Mr Farage said he wanted net migration to “return to normality” to “a net 30,000 people a year” coming into this country.

He said: “A net level of about 30,000 a year is roughly what we have from 50 years from 1950 almost to the turn of the century.

“It was a level at which the country was comfortable, integration was possible and it did not crucially push down the wages of ordinary people.

“If we had a referendum at the end of this year… there is absolutely no reason why midway through this [next] Parliament we could not return to normality.

“You cannot control immigration all the while you have any open door to nearly half a billion people. That is where the immigration debate needs to start.

But within hours Mr Woolfe appeared to contradict his leader, telling BBC Radio Five Live that the cap was 50,000 a year, and it referred to one of five different categories of migrant.

He said: “Immigration as a whole I would always generalise as having about 5 different categories consisting of; work, students, asylum, family reunion and this catch all figure.

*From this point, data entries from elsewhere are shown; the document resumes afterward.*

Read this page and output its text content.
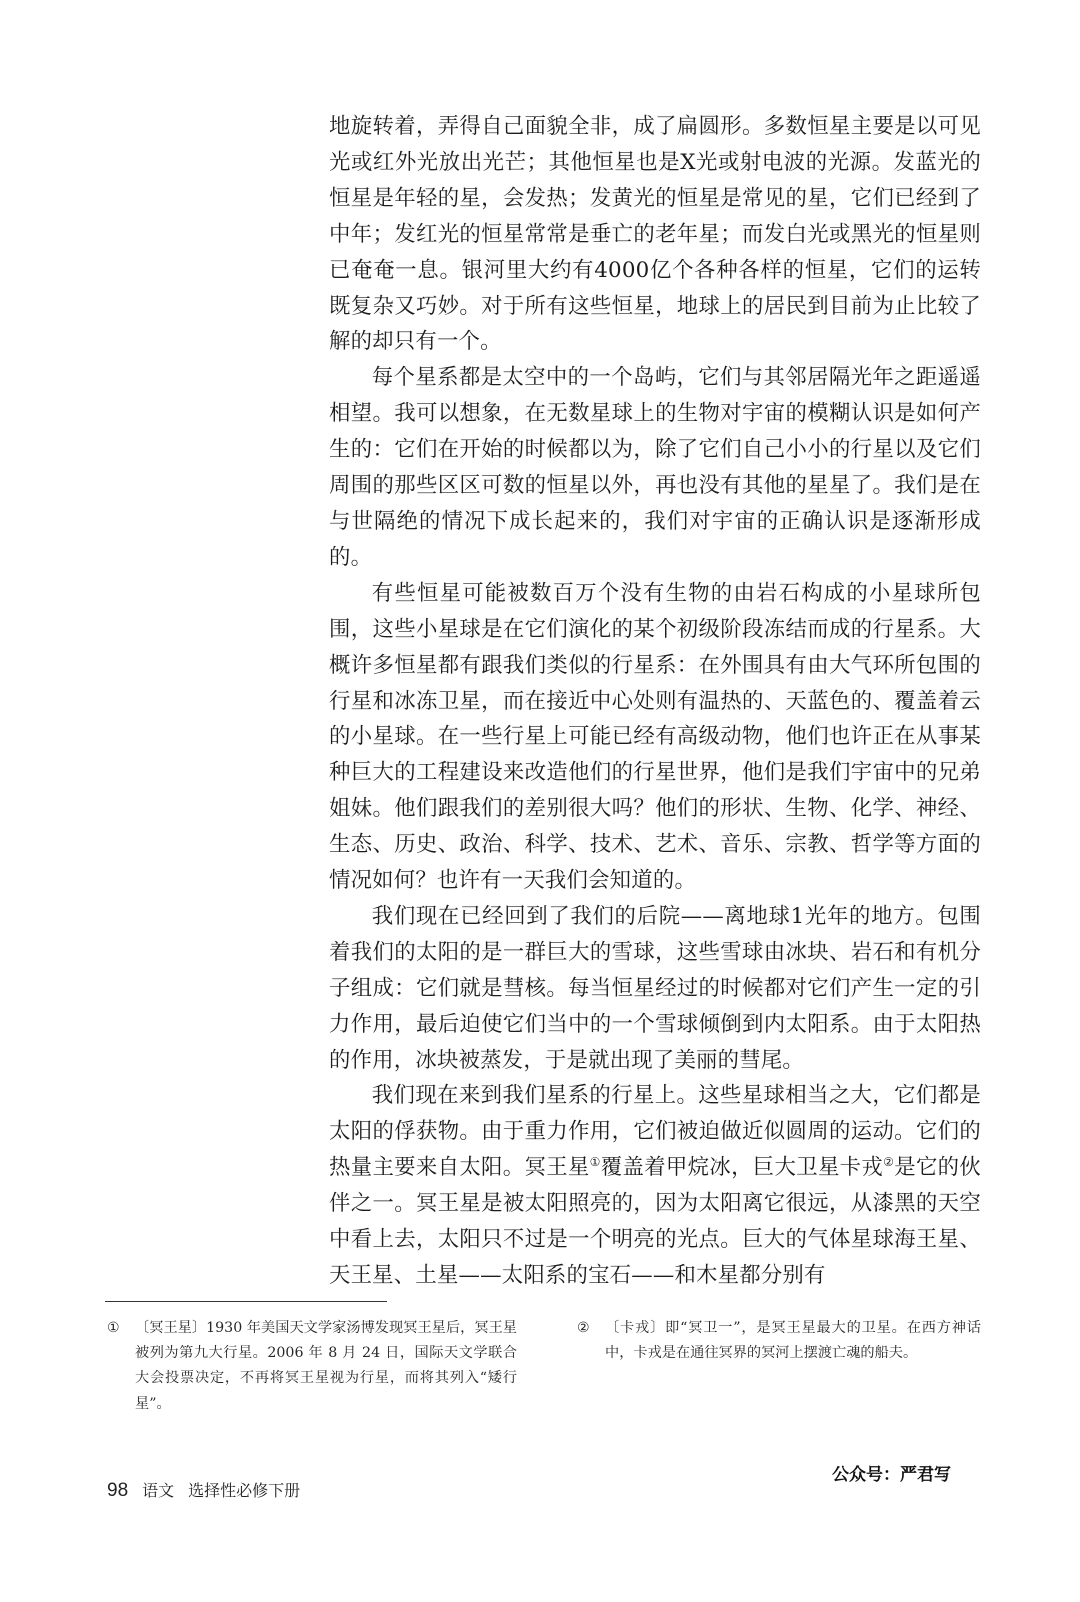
地旋转着，弄得自己面貌全非，成了扁圆形。多数恒星主要是以可见光或红外光放出光芒；其他恒星也是X光或射电波的光源。发蓝光的恒星是年轻的星，会发热；发黄光的恒星是常见的星，它们已经到了中年；发红光的恒星常常是垂亡的老年星；而发白光或黑光的恒星则已奄奄一息。银河里大约有4000亿个各种各样的恒星，它们的运转既复杂又巧妙。对于所有这些恒星，地球上的居民到目前为止比较了解的却只有一个。

每个星系都是太空中的一个岛屿，它们与其邻居隔光年之距遥遥相望。我可以想象，在无数星球上的生物对宇宙的模糊认识是如何产生的：它们在开始的时候都以为，除了它们自己小小的行星以及它们周围的那些区区可数的恒星以外，再也没有其他的星星了。我们是在与世隔绝的情况下成长起来的，我们对宇宙的正确认识是逐渐形成的。

有些恒星可能被数百万个没有生物的由岩石构成的小星球所包围，这些小星球是在它们演化的某个初级阶段冻结而成的行星系。大概许多恒星都有跟我们类似的行星系：在外围具有由大气环所包围的行星和冰冻卫星，而在接近中心处则有温热的、天蓝色的、覆盖着云的小星球。在一些行星上可能已经有高级动物，他们也许正在从事某种巨大的工程建设来改造他们的行星世界，他们是我们宇宙中的兄弟姐妹。他们跟我们的差别很大吗？他们的形状、生物、化学、神经、生态、历史、政治、科学、技术、艺术、音乐、宗教、哲学等方面的情况如何？也许有一天我们会知道的。

我们现在已经回到了我们的后院——离地球1光年的地方。包围着我们的太阳的是一群巨大的雪球，这些雪球由冰块、岩石和有机分子组成：它们就是彗核。每当恒星经过的时候都对它们产生一定的引力作用，最后迫使它们当中的一个雪球倾倒到内太阳系。由于太阳热的作用，冰块被蒸发，于是就出现了美丽的彗尾。

我们现在来到我们星系的行星上。这些星球相当之大，它们都是太阳的俘获物。由于重力作用，它们被迫做近似圆周的运动。它们的热量主要来自太阳。冥王星①覆盖着甲烷冰，巨大卫星卡戎②是它的伙伴之一。冥王星是被太阳照亮的，因为太阳离它很远，从漆黑的天空中看上去，太阳只不过是一个明亮的光点。巨大的气体星球海王星、天王星、土星——太阳系的宝石——和木星都分别有

① 〔冥王星〕1930 年美国天文学家汤博发现冥王星后，冥王星被列为第九大行星。2006 年 8 月 24 日，国际天文学联合大会投票决定，不再将冥王星视为行星，而将其列入“矮行星”。
② 〔卡戎〕即“冥卫一”，是冥王星最大的卫星。在西方神话中，卡戎是在通往冥界的冥河上摆渡亡魂的船夫。
公众号：严君写
98 语文 选择性必修下册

“When we referred to the 50,000 that was in relation to one section, that’s work, and this was in relation to one part of that category, highly skilled work.

“I think unfortunately what has happened with this debate, people have got confused with that number.”

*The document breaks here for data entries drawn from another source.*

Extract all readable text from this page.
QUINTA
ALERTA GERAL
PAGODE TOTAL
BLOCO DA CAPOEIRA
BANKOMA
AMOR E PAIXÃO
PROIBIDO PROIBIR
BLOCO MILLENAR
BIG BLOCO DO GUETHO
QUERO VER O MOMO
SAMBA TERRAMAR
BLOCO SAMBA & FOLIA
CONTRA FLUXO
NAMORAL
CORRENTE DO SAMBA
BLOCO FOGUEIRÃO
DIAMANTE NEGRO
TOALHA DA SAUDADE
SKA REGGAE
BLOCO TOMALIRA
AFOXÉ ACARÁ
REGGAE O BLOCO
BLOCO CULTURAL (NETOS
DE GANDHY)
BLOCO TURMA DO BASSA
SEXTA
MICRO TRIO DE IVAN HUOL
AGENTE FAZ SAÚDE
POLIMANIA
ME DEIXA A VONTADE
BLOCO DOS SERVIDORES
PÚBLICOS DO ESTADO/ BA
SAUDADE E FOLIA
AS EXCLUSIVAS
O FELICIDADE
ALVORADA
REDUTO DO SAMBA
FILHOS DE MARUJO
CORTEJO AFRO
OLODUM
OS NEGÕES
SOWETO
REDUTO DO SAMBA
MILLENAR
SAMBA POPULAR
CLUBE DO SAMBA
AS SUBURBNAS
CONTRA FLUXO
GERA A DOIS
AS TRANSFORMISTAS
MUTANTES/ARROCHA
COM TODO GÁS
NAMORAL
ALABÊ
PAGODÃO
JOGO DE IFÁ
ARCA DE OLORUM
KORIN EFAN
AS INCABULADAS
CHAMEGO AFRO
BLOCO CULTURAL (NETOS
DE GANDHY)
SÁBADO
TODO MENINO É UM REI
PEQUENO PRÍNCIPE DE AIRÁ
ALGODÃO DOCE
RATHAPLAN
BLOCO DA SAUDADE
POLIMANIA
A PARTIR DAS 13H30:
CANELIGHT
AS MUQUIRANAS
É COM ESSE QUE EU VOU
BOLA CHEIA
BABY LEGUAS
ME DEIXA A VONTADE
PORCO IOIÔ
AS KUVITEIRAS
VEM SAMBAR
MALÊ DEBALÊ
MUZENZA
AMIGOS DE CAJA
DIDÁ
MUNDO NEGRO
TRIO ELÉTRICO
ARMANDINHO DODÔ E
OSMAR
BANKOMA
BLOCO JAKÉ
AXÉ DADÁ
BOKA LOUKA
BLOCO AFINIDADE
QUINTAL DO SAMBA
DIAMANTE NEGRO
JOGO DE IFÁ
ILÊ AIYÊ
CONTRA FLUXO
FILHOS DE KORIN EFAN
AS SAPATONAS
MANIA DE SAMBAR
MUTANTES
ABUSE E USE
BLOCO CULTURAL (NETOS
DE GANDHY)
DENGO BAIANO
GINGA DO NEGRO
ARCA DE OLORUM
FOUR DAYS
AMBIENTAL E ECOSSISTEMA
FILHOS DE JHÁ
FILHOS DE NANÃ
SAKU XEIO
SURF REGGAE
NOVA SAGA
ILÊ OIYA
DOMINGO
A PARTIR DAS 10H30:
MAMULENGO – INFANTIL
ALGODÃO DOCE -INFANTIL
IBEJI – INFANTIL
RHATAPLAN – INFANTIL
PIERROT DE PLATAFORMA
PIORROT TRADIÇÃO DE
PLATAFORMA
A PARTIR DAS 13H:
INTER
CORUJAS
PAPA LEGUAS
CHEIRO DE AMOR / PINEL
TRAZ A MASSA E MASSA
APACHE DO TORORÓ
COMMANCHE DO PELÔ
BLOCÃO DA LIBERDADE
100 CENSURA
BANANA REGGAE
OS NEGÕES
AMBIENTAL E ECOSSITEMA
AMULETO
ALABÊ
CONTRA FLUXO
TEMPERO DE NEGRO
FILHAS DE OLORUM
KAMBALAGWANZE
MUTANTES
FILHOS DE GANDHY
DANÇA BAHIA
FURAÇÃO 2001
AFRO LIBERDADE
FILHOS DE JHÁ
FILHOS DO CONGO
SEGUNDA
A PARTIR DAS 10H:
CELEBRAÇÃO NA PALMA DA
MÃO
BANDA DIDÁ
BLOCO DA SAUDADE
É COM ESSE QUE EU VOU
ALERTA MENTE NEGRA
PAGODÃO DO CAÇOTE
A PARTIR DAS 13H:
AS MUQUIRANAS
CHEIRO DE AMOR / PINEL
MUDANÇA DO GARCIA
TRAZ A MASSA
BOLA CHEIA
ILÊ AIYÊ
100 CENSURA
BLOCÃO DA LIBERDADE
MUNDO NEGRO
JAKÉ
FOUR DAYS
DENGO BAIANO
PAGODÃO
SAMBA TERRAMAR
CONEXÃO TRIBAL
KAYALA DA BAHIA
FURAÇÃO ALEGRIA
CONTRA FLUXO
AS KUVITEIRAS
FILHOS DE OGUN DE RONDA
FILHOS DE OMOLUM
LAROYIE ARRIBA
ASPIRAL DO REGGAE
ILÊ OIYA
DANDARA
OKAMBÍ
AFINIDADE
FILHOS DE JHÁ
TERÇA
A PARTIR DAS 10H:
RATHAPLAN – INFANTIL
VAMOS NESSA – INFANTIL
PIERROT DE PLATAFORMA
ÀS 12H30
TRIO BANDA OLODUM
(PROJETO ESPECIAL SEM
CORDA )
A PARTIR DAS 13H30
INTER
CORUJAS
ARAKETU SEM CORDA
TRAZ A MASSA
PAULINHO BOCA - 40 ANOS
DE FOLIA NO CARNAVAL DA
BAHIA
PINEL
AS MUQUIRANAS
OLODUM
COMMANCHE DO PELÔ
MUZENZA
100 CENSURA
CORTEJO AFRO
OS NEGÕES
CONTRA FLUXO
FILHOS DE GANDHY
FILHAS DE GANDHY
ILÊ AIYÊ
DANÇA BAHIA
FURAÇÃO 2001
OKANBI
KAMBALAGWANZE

Mr Farage also repeated his policy that migrants with life-threatening illnesses like Aids should be turned away at the border if they do not have health insurance.

He said: “At the moment you can come to Britain, be tested and get the drugs for Aids. Those drugs are about £25,000 per year per person.

“The vast majority of people don’t want that expenditure. This Government has opened us up to that.

“We all want to be good neighbours and friendly with the people in our street but generally we put the interests of our own families first.”

Meanwhile, speculation is mounting that Ukip’s poll surge is running out of steam, with polls showing the party's rating has dropped from 17 per cent at the beginning of the year to below 14 per cent.

One Cabinet minister said: “We believe the Ukip vote is softening and increasing coming back to us.”

Meanwhile, the Conservatives have gone up nearly two points in the polls, eating into Labour's poll lead and approaching level pegging.

A spokesman for Mr Farage said: “Nigel didn’t say children were ill at ease over immigration, and therefore not playing football in the streets. He was saying that due to current, unprecedented levels of immigration, and segregation – that kids of different communities and backgrounds often don’t live in the same areas, and therefore CAN’T interact and forge friendships.

"Nigel said, as you’ll see in our party election broadcast tomorrow, filmed weeks ago, that he wants to see a society at ease with itself. Segregation doesn’t create these conditions."